Earlier this month, the Government launched the Independent Commission on Freedom of Information, which is mulling new charges for FoI requests and new controls to protect internal discussions conducted by local authorities and central government.
In response, the Society of Editors, backed by Press Gazette, launched the Hands Off FoI campaign.
In a letter to the Society of Editors, Watson (pictured right with Labour leader Jeremy Corbyn, Reuters) said the Labour Party “shares some of your concerns about what the consultation could mean for the Act”. The same letter, seen by Press Gazette, is being sent to around 30 regional newspapers.
Watson wrote: “The Labour Party believes the Act has given the public, campaigners and the media a powerful tool with which to hold the Government to account.

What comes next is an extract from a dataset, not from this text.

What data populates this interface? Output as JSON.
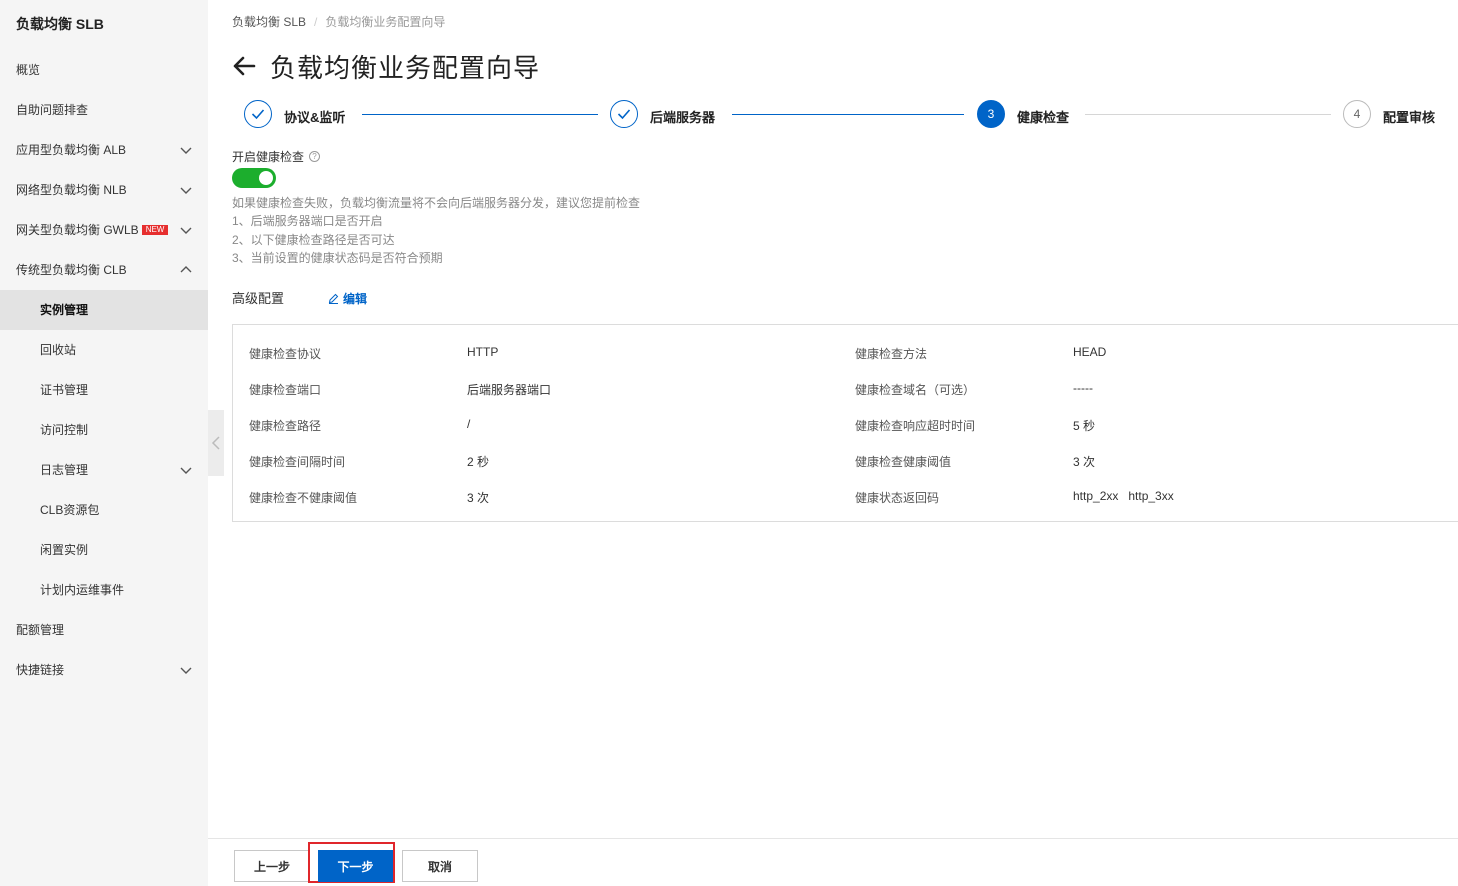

"Without it, the death rates of individual cardiac surgeons would not have been published by the NHS, we would not have learned that the police used tasers on children and the existence of cracks in the nuclear power station at Hinckley would have stayed hidden.
"There are thousands of other examples of information being made publicly available only because the Act has been used effectively.

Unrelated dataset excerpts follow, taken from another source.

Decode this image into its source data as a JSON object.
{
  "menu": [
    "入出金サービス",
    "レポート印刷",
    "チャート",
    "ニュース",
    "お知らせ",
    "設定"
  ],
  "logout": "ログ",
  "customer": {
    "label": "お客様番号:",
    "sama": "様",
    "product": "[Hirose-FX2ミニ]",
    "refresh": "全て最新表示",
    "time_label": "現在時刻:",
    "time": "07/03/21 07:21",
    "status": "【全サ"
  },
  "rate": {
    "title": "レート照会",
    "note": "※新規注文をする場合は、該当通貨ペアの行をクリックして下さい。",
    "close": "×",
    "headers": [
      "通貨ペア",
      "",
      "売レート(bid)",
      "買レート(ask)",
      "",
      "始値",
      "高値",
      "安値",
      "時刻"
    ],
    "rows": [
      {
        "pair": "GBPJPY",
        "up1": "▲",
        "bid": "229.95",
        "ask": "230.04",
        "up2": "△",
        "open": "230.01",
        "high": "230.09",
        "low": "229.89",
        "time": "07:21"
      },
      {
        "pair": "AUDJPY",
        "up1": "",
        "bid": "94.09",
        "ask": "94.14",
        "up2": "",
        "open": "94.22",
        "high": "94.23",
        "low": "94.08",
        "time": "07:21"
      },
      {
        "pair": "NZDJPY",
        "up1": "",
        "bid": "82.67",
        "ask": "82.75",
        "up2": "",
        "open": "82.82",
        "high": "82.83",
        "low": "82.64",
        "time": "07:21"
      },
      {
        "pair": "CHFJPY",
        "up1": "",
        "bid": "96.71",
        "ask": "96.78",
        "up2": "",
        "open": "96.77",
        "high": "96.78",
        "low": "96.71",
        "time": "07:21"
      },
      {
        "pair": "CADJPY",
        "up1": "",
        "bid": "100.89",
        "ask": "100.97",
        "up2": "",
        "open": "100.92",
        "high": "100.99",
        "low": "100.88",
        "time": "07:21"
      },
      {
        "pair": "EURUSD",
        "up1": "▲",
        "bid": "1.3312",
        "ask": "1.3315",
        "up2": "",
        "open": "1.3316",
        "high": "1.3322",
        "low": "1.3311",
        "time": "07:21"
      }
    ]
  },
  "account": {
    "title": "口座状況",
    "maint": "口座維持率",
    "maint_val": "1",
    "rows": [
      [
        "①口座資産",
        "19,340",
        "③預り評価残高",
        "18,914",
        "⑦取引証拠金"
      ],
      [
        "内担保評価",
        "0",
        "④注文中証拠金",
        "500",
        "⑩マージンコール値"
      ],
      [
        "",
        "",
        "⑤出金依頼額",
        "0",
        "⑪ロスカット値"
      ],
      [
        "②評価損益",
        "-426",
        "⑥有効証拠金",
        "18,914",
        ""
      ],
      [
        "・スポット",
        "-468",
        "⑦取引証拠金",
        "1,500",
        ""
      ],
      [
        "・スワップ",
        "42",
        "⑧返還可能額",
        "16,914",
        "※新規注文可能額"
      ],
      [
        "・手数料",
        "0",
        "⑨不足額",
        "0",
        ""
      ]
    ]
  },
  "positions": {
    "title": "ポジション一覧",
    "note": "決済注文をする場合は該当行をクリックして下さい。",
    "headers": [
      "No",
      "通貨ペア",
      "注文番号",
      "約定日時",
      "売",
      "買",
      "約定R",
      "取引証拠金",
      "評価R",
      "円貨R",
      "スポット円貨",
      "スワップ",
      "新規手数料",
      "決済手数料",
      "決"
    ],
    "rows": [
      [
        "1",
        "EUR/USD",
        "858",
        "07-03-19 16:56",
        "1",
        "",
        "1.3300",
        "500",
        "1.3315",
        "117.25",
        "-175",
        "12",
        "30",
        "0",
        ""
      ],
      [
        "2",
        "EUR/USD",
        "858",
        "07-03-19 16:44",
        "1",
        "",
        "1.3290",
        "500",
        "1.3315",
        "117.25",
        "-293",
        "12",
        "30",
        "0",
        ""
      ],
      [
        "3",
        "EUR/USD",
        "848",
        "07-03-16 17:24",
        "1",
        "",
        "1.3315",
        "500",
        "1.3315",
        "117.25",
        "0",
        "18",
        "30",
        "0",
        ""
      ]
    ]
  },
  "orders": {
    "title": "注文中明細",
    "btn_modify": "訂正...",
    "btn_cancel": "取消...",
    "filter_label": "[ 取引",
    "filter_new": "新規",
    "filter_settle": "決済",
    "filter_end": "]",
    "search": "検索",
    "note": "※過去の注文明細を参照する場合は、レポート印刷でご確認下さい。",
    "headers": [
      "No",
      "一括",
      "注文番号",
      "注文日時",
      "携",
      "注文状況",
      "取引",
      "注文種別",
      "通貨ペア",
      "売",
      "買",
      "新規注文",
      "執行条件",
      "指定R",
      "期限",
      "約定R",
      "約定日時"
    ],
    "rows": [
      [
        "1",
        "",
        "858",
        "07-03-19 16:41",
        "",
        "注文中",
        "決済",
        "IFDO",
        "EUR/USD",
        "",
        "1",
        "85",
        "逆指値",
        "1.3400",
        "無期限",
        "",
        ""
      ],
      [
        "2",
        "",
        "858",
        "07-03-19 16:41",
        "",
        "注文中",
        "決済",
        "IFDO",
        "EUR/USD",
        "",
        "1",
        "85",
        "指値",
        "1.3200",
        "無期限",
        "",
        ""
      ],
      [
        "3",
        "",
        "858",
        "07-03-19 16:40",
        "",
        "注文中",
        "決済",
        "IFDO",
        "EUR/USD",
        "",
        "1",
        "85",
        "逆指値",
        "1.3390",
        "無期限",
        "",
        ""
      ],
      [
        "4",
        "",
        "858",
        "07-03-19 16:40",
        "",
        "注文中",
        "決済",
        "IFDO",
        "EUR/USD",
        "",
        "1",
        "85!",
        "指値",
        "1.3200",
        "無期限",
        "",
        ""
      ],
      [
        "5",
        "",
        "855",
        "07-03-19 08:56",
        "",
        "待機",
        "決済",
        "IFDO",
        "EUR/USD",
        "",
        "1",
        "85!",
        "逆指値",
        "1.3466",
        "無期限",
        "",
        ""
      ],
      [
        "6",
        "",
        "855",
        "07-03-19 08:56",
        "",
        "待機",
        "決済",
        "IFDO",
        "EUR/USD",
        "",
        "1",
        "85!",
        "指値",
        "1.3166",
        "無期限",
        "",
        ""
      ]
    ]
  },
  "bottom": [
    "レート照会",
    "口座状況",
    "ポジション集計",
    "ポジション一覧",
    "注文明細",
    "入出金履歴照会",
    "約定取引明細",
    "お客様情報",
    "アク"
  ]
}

"We want to see the Act extended and strengthened in the interests of open, transparent and accountable Government.”
Watson also expressed concern over the Commission group set up by the Government, claiming the six people on the body “does not include anyone who has made an FoI request”.

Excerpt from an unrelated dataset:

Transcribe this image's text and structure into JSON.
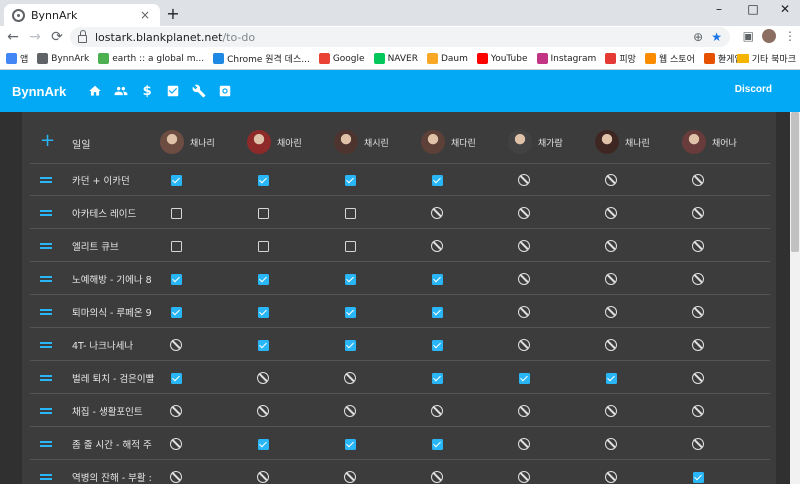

He said: “We were also surprised to discover that journalists who attended a briefing about the Commission's work were told they couldn't report what they were told or disclose the identity of the person who briefed them.
"The Commission itself is not subject to FOI rules and its remit does not include an obligation to assess whether the FOI Act has been effective. We believe its terms of reference should be altered so that it also considers whether the Act has been a success.”
Watson added: "We also believe the Act should be extended so that the public can scrutinise far more closely the billions of pounds of taxpayers' money received by private companies running public sector contracts."
"My colleague Louise Haigh, Shadow Minister for Civil Service and Digital Reform, is the member of my team who is leading on this.
“We are in the process of setting up a working group that will make a series of recommendations to the Labour Party about how the Act could be improved. Its members will include senior journalists and campaigners.
“The Labour Party's response to the Government’s consultation will be informed by our conversations with the organisations that have engaged with the FoI regime most closely since the Act was introduced."